El animal y la urbe reúne un total de veintisiete composiciones, todas ellas con título y de extensión variable, agrupadas en dos series, La urbe y El animal. Hay, por parte de la poeta, un intento de separar dos dimensiones vitales del ser humano: lo que tenemos de civilizados, por un lado, y lo que conservamos de nuestro pasado animal, por otro. Ahora bien, si hay algo que se explicita en la lectura de El animal y la urbe es que, en realidad, ambas facetas suponen las dos caras de una misma moneda y, por tanto, la una no puede existir sin la otra.

La primera parte, La urbe, que va presidida por versos de Alejandra Pizarnik, Ángel González y Anne Carson, consta de dieciséis composiciones, algunas de las cuales abordan un tema como el de la identidad, presente en Pavana y Espejo, las dos primeras piezas del volumen, pero también en Tarkovsky.
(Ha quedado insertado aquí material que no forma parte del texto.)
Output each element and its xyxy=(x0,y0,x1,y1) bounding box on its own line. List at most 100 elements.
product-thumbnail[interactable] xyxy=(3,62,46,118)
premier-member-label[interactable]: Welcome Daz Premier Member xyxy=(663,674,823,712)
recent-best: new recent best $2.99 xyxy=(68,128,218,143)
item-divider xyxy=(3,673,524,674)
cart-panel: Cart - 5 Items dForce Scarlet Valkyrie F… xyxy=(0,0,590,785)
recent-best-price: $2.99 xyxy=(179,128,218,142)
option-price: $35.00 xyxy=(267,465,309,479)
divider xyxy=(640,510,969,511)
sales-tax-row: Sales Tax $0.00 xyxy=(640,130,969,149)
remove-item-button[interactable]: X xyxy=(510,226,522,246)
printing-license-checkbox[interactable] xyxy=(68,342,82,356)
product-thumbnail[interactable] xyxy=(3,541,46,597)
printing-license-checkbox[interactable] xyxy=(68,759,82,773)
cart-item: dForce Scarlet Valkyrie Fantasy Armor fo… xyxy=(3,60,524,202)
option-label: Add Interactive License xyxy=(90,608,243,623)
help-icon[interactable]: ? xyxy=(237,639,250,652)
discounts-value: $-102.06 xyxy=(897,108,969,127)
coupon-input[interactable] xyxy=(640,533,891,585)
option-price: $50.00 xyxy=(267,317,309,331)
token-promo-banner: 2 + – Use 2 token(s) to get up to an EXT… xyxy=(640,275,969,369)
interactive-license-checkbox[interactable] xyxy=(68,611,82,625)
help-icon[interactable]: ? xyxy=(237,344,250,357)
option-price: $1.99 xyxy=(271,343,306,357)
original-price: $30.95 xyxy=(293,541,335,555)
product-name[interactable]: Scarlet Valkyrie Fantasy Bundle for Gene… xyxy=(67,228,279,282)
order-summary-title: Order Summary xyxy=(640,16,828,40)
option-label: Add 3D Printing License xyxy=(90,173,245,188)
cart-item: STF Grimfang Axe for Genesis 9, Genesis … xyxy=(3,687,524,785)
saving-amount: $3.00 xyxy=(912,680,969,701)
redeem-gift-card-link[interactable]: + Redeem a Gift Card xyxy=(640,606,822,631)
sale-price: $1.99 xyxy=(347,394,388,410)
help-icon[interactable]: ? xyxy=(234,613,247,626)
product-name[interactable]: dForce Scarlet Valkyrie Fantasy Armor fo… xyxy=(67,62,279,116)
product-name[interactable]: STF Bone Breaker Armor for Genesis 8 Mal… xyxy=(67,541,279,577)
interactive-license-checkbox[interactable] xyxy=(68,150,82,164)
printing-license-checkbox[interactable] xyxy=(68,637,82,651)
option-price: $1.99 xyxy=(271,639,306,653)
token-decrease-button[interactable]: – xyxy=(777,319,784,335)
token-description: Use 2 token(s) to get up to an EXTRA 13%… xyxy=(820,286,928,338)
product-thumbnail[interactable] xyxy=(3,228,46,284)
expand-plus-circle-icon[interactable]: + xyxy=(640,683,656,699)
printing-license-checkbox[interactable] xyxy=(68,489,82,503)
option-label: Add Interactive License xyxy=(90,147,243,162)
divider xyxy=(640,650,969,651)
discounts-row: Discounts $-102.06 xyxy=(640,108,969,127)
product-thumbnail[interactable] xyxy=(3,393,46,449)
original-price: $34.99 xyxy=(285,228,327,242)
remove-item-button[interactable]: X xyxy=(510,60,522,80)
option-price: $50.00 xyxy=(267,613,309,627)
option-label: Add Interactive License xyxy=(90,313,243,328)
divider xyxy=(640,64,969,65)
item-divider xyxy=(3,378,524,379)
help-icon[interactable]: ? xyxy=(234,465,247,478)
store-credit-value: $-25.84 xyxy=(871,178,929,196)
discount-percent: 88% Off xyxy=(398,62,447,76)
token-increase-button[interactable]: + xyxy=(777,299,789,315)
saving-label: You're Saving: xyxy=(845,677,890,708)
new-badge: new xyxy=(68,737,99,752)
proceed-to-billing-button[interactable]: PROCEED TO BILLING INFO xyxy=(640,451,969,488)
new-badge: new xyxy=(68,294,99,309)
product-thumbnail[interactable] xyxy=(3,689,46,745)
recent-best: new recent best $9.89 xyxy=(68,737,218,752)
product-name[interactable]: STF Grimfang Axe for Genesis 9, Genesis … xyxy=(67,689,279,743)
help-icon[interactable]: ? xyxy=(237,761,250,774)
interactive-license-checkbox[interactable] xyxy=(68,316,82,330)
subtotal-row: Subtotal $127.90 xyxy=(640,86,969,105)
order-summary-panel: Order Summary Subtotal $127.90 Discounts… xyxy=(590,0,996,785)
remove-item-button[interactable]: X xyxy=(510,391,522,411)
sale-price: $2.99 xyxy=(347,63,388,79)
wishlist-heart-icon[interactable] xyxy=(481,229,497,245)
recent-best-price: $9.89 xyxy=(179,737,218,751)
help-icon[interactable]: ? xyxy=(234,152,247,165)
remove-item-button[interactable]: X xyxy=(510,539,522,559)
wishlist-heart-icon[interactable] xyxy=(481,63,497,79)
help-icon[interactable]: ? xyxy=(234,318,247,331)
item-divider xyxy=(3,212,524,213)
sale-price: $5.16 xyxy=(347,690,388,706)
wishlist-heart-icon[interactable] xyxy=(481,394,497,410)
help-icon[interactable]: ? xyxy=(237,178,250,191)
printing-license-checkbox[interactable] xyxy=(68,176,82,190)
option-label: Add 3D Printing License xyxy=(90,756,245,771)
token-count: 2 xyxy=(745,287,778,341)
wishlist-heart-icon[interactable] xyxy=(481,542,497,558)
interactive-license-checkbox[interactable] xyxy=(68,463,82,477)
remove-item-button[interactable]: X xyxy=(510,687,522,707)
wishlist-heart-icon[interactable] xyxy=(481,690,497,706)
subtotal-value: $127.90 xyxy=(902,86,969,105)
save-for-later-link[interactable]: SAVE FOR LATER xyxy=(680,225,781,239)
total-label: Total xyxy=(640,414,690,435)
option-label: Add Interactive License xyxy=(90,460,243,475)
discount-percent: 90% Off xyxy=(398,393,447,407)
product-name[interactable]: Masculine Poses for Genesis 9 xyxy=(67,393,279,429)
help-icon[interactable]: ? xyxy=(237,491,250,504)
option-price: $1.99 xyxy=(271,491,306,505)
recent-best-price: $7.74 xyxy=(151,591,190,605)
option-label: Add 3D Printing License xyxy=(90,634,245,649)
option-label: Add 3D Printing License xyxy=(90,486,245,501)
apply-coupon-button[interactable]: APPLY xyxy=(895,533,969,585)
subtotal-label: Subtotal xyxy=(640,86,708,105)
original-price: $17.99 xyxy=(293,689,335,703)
A esta última composición pertenecen los siguientes versos: «A él también le confesé que adoraba los descampados. / A diferencia de otros, él pudo comprenderlo. // Me crié cerca de varias parcelas salvajes».
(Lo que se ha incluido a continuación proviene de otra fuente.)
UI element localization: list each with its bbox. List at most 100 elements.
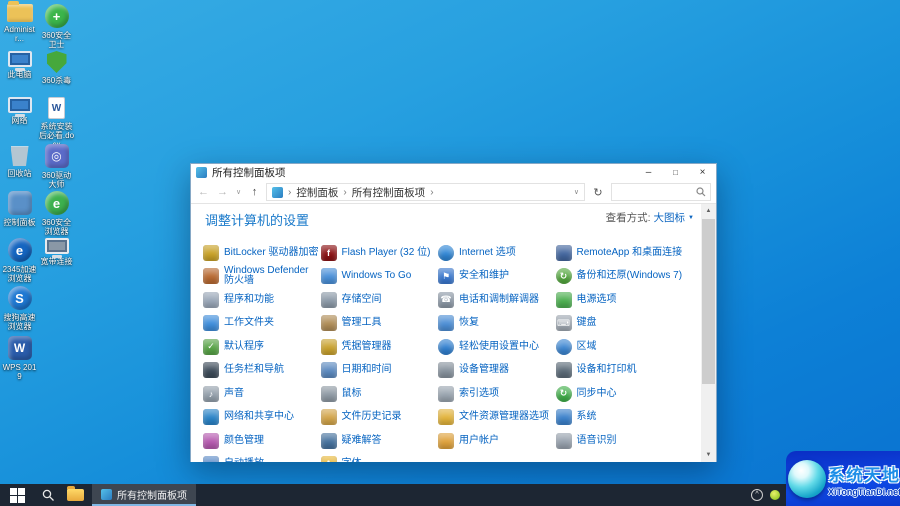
360-secure-browser-icon: e	[45, 191, 69, 215]
view-by-value[interactable]: 大图标	[654, 210, 686, 225]
cp-item-default-programs[interactable]: ✓默认程序	[203, 335, 321, 359]
cp-item-label: Internet 选项	[459, 248, 516, 258]
desktop-icon-broadband-connection[interactable]: 宽带连接	[38, 238, 75, 266]
desktop-icon-360-safe-guard[interactable]: +360安全卫士	[38, 4, 75, 49]
taskbar-search-button[interactable]	[39, 489, 57, 502]
breadcrumb[interactable]: › 控制面板 › 所有控制面板项 › ∨	[266, 183, 585, 201]
desktop-icon-wps-2019[interactable]: WWPS 2019	[1, 336, 38, 381]
windows-logo-icon	[18, 488, 25, 495]
minimize-button[interactable]: –	[635, 164, 662, 181]
recent-locations-chevron-icon[interactable]: ∨	[234, 188, 243, 196]
cp-item-label: 安全和维护	[459, 271, 509, 281]
cp-item-label: Flash Player (32 位)	[342, 248, 431, 258]
cp-item-keyboard[interactable]: ⌨键盘	[556, 312, 674, 336]
address-bar: ← → ∨ ↑ › 控制面板 › 所有控制面板项 › ∨ ↻	[191, 181, 716, 204]
cp-item-devices-printers[interactable]: 设备和打印机	[556, 359, 674, 383]
360-tray-icon[interactable]	[770, 490, 780, 500]
cp-item-backup-restore[interactable]: ↻备份和还原(Windows 7)	[556, 265, 674, 289]
cp-item-defender-firewall[interactable]: Windows Defender 防火墙	[203, 265, 321, 289]
search-input[interactable]	[616, 187, 696, 198]
cp-item-remoteapp-connections[interactable]: RemoteApp 和桌面连接	[556, 241, 674, 265]
watermark-text: 系统天地 XiTongTianDi.net	[828, 461, 897, 497]
cp-item-sync-center[interactable]: ↻同步中心	[556, 382, 674, 406]
desktop-icon-user-folder[interactable]: Administr...	[1, 4, 38, 43]
close-button[interactable]: ×	[689, 164, 716, 181]
cp-item-phone-modem[interactable]: ☎电话和调制解调器	[438, 288, 556, 312]
cp-item-internet-options[interactable]: Internet 选项	[438, 241, 556, 265]
vertical-scrollbar[interactable]: ▲ ▼	[701, 204, 716, 462]
cp-item-label: 设备管理器	[459, 365, 509, 375]
hidden-icons-chevron-icon[interactable]: ^	[751, 489, 763, 501]
desktop-icon-recycle-bin[interactable]: 回收站	[1, 144, 38, 178]
cp-item-autoplay[interactable]: 自动播放	[203, 453, 321, 463]
desktop-icon-network[interactable]: 网络	[1, 97, 38, 125]
cp-item-administrative-tools[interactable]: 管理工具	[321, 312, 439, 336]
cp-item-label: 用户帐户	[459, 436, 499, 446]
defender-firewall-icon	[203, 268, 219, 284]
scroll-up-icon[interactable]: ▲	[701, 204, 716, 218]
scroll-down-icon[interactable]: ▼	[701, 448, 716, 462]
cp-item-sound[interactable]: ♪声音	[203, 382, 321, 406]
desktop-icon-sogou-browser[interactable]: S搜狗高速浏览器	[1, 286, 38, 331]
cp-item-credential-manager[interactable]: 凭据管理器	[321, 335, 439, 359]
desktop-icon-this-pc[interactable]: 此电脑	[1, 51, 38, 79]
search-box[interactable]	[611, 183, 711, 201]
desktop-icon-360-secure-browser[interactable]: e360安全浏览器	[38, 191, 75, 236]
window-controls: – □ ×	[635, 164, 716, 181]
user-accounts-icon	[438, 433, 454, 449]
refresh-button[interactable]: ↻	[589, 186, 607, 199]
cp-item-label: 默认程序	[224, 342, 264, 352]
cp-item-label: 同步中心	[577, 389, 617, 399]
desktop-icon-area: Administr...+360安全卫士此电脑360杀毒网络W系统安装后必看.d…	[0, 0, 80, 400]
taskbar-task-control-panel[interactable]: 所有控制面板项	[92, 484, 196, 506]
cp-item-work-folders[interactable]: 工作文件夹	[203, 312, 321, 336]
cp-item-mouse[interactable]: 鼠标	[321, 382, 439, 406]
cp-item-file-history[interactable]: 文件历史记录	[321, 406, 439, 430]
maximize-button[interactable]: □	[662, 164, 689, 181]
date-time-icon	[321, 362, 337, 378]
file-explorer-button[interactable]	[67, 489, 84, 501]
breadcrumb-dropdown-icon[interactable]: ∨	[574, 188, 579, 196]
cp-item-ease-of-access[interactable]: 轻松使用设置中心	[438, 335, 556, 359]
desktop-icon-2345-browser[interactable]: e2345加速浏览器	[1, 238, 38, 283]
cp-item-network-sharing-center[interactable]: 网络和共享中心	[203, 406, 321, 430]
cp-item-device-manager[interactable]: 设备管理器	[438, 359, 556, 383]
cp-item-label: 字体	[342, 459, 362, 462]
scrollbar-thumb[interactable]	[702, 219, 715, 384]
up-button[interactable]: ↑	[247, 186, 262, 198]
cp-item-bitlocker[interactable]: BitLocker 驱动器加密	[203, 241, 321, 265]
desktop-icon-360-driver-master[interactable]: ◎360驱动大师	[38, 144, 75, 189]
cp-item-windows-to-go[interactable]: Windows To Go	[321, 265, 439, 289]
cp-item-file-explorer-options[interactable]: 文件资源管理器选项	[438, 406, 556, 430]
desktop-icon-360-antivirus[interactable]: 360杀毒	[38, 51, 75, 85]
forward-button[interactable]: →	[215, 186, 230, 198]
cp-item-region[interactable]: 区域	[556, 335, 674, 359]
cp-item-power-options[interactable]: 电源选项	[556, 288, 674, 312]
desktop-icon-label: 360杀毒	[38, 76, 75, 85]
cp-item-label: 疑难解答	[342, 436, 382, 446]
desktop-icon-label: 此电脑	[1, 70, 38, 79]
back-button[interactable]: ←	[196, 186, 211, 198]
cp-item-security-maintenance[interactable]: ⚑安全和维护	[438, 265, 556, 289]
cp-item-color-management[interactable]: 颜色管理	[203, 429, 321, 453]
view-by-control[interactable]: 查看方式: 大图标 ▼	[606, 210, 694, 225]
cp-item-taskbar-navigation[interactable]: 任务栏和导航	[203, 359, 321, 383]
breadcrumb-control-panel[interactable]: 控制面板	[296, 185, 338, 200]
cp-item-date-time[interactable]: 日期和时间	[321, 359, 439, 383]
desktop-icon-control-panel-shortcut[interactable]: 控制面板	[1, 191, 38, 227]
cp-item-fonts[interactable]: A字体	[321, 453, 439, 463]
cp-item-user-accounts[interactable]: 用户帐户	[438, 429, 556, 453]
cp-item-programs-features[interactable]: 程序和功能	[203, 288, 321, 312]
cp-item-label: 任务栏和导航	[224, 365, 284, 375]
title-bar[interactable]: 所有控制面板项 – □ ×	[191, 164, 716, 181]
cp-item-indexing-options[interactable]: 索引选项	[438, 382, 556, 406]
desktop-icon-setup-readme-docx[interactable]: W系统安装后必看.docx	[38, 97, 75, 149]
cp-item-system[interactable]: 系统	[556, 406, 674, 430]
start-button[interactable]	[8, 486, 26, 504]
cp-item-recovery[interactable]: 恢复	[438, 312, 556, 336]
cp-item-storage-spaces[interactable]: 存储空间	[321, 288, 439, 312]
cp-item-speech-recognition[interactable]: 语音识别	[556, 429, 674, 453]
cp-item-flash-player[interactable]: fFlash Player (32 位)	[321, 241, 439, 265]
breadcrumb-all-items[interactable]: 所有控制面板项	[352, 185, 426, 200]
cp-item-troubleshooting[interactable]: 疑难解答	[321, 429, 439, 453]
En esta primera serie encontramos también algunos de los mejores poemas del libro, aquellos que encuentran lo que hay de poético, de hallazgo, de milagro... en las situaciones más cotidianas de la vida. Es el caso de Hervido («Hoy cenaremos hervido / como en las casas de antes. / Hará frío en la calle / y la patata hervida / nos contará secretos / del fondo de la tierra»), Boles de fruta y Caleidoscopio («No logro entender / cómo esta casa / ha soportado nueve años / sin caleidoscopio / pero ya está solucionado»). Destacan también Respiraciones, un poema en tres tiempos en el que se recrea la vida familiar, y el texto en prosa que cierra la primera parte de El animal y la urbe, Decálogo para un aniversario, cuyo último punto (el octavo, no el décimo) resulta así de contundente: «Mamá es el lugar donde volver».
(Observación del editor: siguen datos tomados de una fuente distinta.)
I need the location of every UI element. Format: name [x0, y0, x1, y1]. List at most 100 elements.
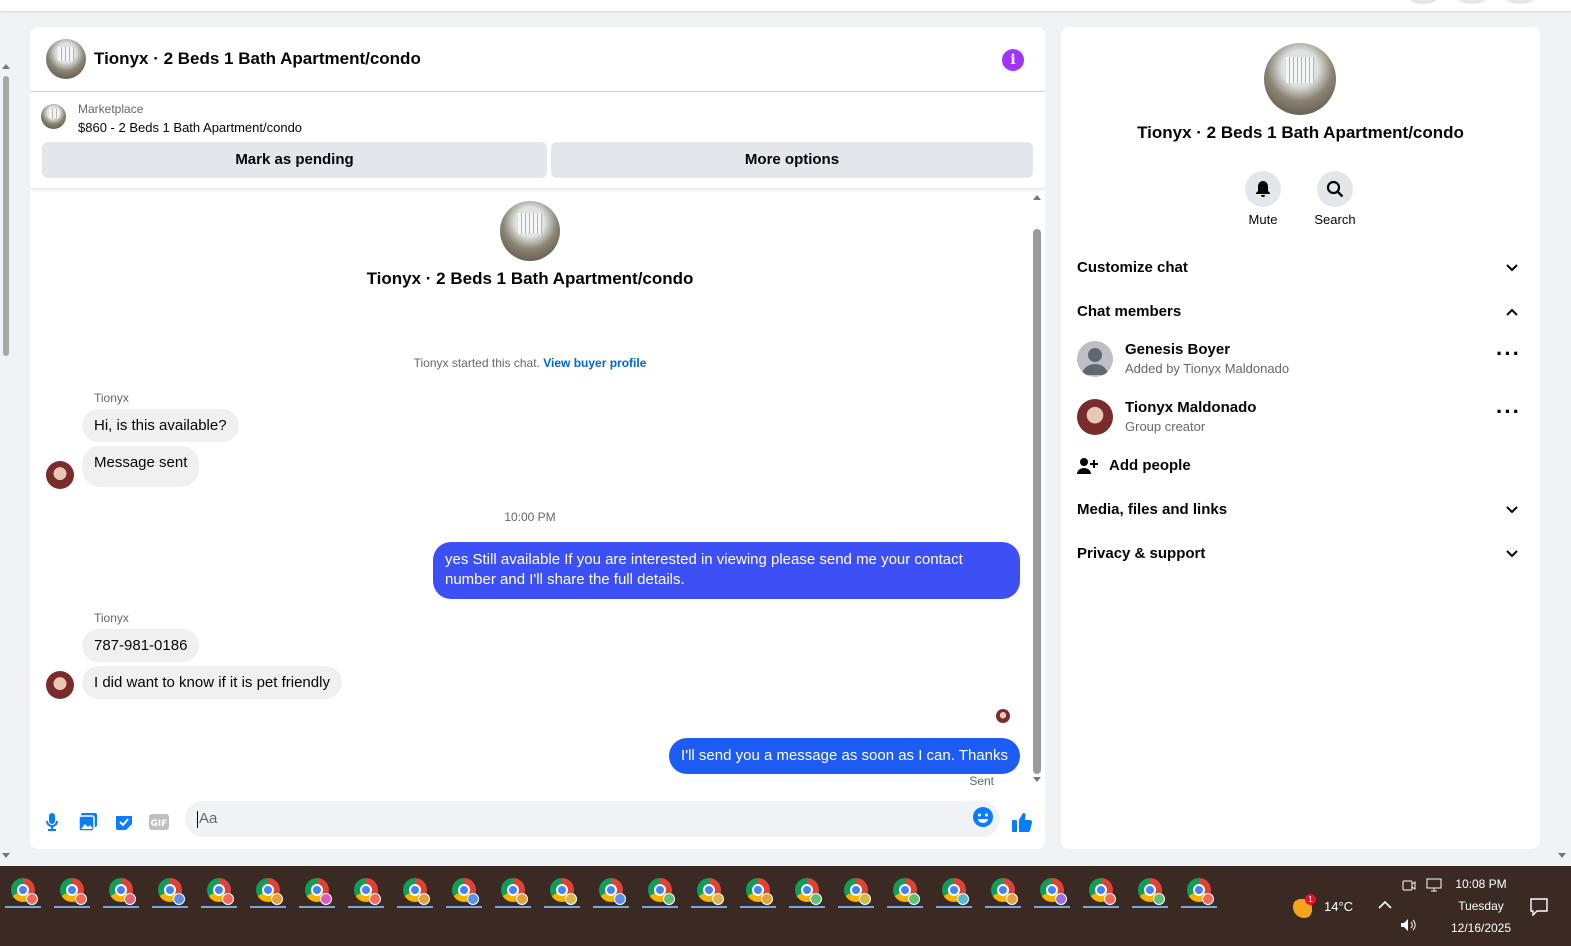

La segunda parte del libro, El animal, reúne once composiciones que van precedidas por citas de Carmen Juan, Góngora y Leopoldo María Panero. De hecho, el primer poema de la serie, Civilización y barbarie, que reformula el título del libro, parece dialogar precisamente con el poema citado de Carmen Juan. En estos versos de Olivia también aparece, como en los de Carmen, la ciudad de Alicante: «Esta no es una ciudad para que llueva. / En Alicante no sabemos llover. / Se nos atasca todo: / las calles se nos llenan de coches detenidos, / los trasteros se llenan de agua / y se llenan de humedad / los recuerdos de la infancia».

Muchas de las composiciones de esta segunda parte tienen varios tiempos. El verano, especialmente el mes de agosto, y la familia, representada en la madre y la hermana, se convierten en motivos recurrentes de poemas como Agosto es un asunto efímero, Otra sobremesa («Mamá sabe que sus hijas / están bien enseñadas / pero que ante todo / sus dos hijas son dos salvajes / y que tienen cien puertas por delante») o Mi cómplice es.

El idioma de las piedras, último poema de la serie, remite a un motivo que había aparecido al principio del libro. Si las primeras composiciones planteaban el tema de la identidad, en este momento la autora niega cualquier posibilidad de identidad y su yo se difumina entre versos y palabras: «Para qué quiero un rostro / si me estoy deshaciendo, / una identidad para qué / si continuamente / me desnombro. // Hay algo terrible en mí / y que sin embargo me alimenta».